Doh. As much as I’m embarrassed by the European standard of sizing pants by waist and height ratios that points out my square-dimensions (seriously, my numbers are the same, it’s sad), it’s certainly a lot more logical than “shifting” already-arbitrary numbers to cater to the ego of an obese nation. In the same way, France's tactics of providing well-balanced, affordable school lunches (seriously, I eat them) and obligating junk food advertisements to feature a public health disclaimer do a lot more to keep European children fitting into those sizes than pumping high schools full of fast food franchises and vending machines.

The other thing that has been depressing to rediscover in America are the ads during daytime television, which consist in about equal parts of: 1) drug ads, 2) loan/credit/get-cash-now ads, 3) health care/Medicare ads and 4) affordable continuing education ads. To me, they represent a way to glean sobering insight into the American psyche. If you read between the lines you find a lot of fear: fear of the recession, of poverty; fear over the unavailability of health care, particularly for the elderly; fear over the expense of education and the vicious cycle of being too under-educated to score the career that will enable one to fund that education. I'd be the last to say that French education or employment are anywhere near ideal (pretty damn good health care system, though), but our system has flaws that run deep and hurt many, with very little reform in sight.
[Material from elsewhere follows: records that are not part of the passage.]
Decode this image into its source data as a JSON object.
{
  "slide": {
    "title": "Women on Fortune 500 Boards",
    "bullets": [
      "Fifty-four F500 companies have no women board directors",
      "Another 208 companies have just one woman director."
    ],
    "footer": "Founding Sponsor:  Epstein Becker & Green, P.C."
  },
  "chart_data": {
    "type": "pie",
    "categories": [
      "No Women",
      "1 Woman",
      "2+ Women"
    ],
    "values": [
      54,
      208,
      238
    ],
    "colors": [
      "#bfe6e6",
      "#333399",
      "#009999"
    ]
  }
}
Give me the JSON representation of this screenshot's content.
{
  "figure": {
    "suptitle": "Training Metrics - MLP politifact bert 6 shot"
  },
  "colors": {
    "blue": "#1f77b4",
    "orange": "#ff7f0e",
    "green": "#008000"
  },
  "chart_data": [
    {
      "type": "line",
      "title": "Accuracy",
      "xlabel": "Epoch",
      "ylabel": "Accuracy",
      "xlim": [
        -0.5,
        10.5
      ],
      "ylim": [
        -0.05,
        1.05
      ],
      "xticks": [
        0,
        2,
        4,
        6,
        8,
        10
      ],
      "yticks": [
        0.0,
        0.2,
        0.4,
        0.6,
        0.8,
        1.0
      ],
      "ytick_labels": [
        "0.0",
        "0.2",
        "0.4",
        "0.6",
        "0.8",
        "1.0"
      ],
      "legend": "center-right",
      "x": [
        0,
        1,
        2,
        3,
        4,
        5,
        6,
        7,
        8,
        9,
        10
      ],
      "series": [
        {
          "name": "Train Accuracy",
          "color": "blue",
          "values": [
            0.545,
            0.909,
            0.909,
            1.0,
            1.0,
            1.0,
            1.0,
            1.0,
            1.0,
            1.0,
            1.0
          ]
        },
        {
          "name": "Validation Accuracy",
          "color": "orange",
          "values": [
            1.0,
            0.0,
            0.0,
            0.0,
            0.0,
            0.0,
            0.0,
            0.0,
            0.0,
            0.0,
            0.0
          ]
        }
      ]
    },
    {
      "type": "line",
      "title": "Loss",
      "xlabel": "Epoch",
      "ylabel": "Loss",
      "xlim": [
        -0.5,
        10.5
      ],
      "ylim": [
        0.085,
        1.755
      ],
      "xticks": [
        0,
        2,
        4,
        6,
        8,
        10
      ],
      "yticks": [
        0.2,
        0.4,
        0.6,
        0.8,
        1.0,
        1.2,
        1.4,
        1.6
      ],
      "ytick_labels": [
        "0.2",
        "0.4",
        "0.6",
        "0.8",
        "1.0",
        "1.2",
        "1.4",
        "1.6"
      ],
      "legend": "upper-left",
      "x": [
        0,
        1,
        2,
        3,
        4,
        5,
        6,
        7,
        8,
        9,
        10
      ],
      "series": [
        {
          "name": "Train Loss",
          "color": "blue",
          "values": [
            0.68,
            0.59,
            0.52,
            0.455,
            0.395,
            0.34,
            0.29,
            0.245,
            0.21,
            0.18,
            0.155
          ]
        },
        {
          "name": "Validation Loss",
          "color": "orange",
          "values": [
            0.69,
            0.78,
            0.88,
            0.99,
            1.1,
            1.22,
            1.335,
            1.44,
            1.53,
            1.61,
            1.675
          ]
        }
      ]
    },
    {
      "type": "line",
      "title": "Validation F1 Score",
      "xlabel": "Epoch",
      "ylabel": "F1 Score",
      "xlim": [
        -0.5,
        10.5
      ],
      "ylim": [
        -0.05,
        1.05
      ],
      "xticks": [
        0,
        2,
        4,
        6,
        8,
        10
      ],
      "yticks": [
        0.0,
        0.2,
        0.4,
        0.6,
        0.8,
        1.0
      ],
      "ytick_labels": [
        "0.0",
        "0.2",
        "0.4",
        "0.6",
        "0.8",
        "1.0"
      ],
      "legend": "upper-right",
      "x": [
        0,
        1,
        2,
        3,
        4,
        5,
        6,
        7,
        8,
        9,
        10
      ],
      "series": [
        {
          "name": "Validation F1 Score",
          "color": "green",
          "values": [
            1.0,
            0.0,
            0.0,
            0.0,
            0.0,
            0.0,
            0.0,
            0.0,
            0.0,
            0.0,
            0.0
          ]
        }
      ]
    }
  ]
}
  1. Isn't it amazing how much more you notice when you've been away for a while? Maybe it should be compulsory for every highschool leaver to take two years travelling and working overseas. I know that having spent time in the states I appreciate all the things we have here in NZ- Free access to amazing beaches, a reasonable health care system, schools that aren't dependent on how much you pay a year in property taxes, affordable university, interest free loans for your education and living costs while studying...
    I guess when you've had it all your life it doesn't stand out as something amazing, but I am so glad I live in this country.
    Even so, there are times I want to go back to NY and feel the energy of so many people and placces and races and...

    I guess nowhere's perfect, but I for one, am glad I've seen the other side.

    Wouldn't it be nice to mix all the best bits of all the places we've been into one small country where we could live with a bunch of like minded people? Maybe it would be boring if we had no one to argue with over whether all that recycling was needed, or whether petrol ought to be subsidised more (seriously, people BELIEVE this shit) All the same, I think I'd find enough to do without watching people complain about all the wonderful things they have access to.

  2. I totally just went to Old Navy and noticed they changed their sizes too!!! although I thought their sizing before was pretty off too....

  3. I just now saw this post and I'm so proud those pictures made it to your epic blog! It brought back memories of our happy day in Canton and the gaudy awesomeness of the beer tree. I agree that traveling has made me appreciate my own country more, as well as see where it falls short. Although if we can't expect people to be perfect, we certainly can't demand it of countries.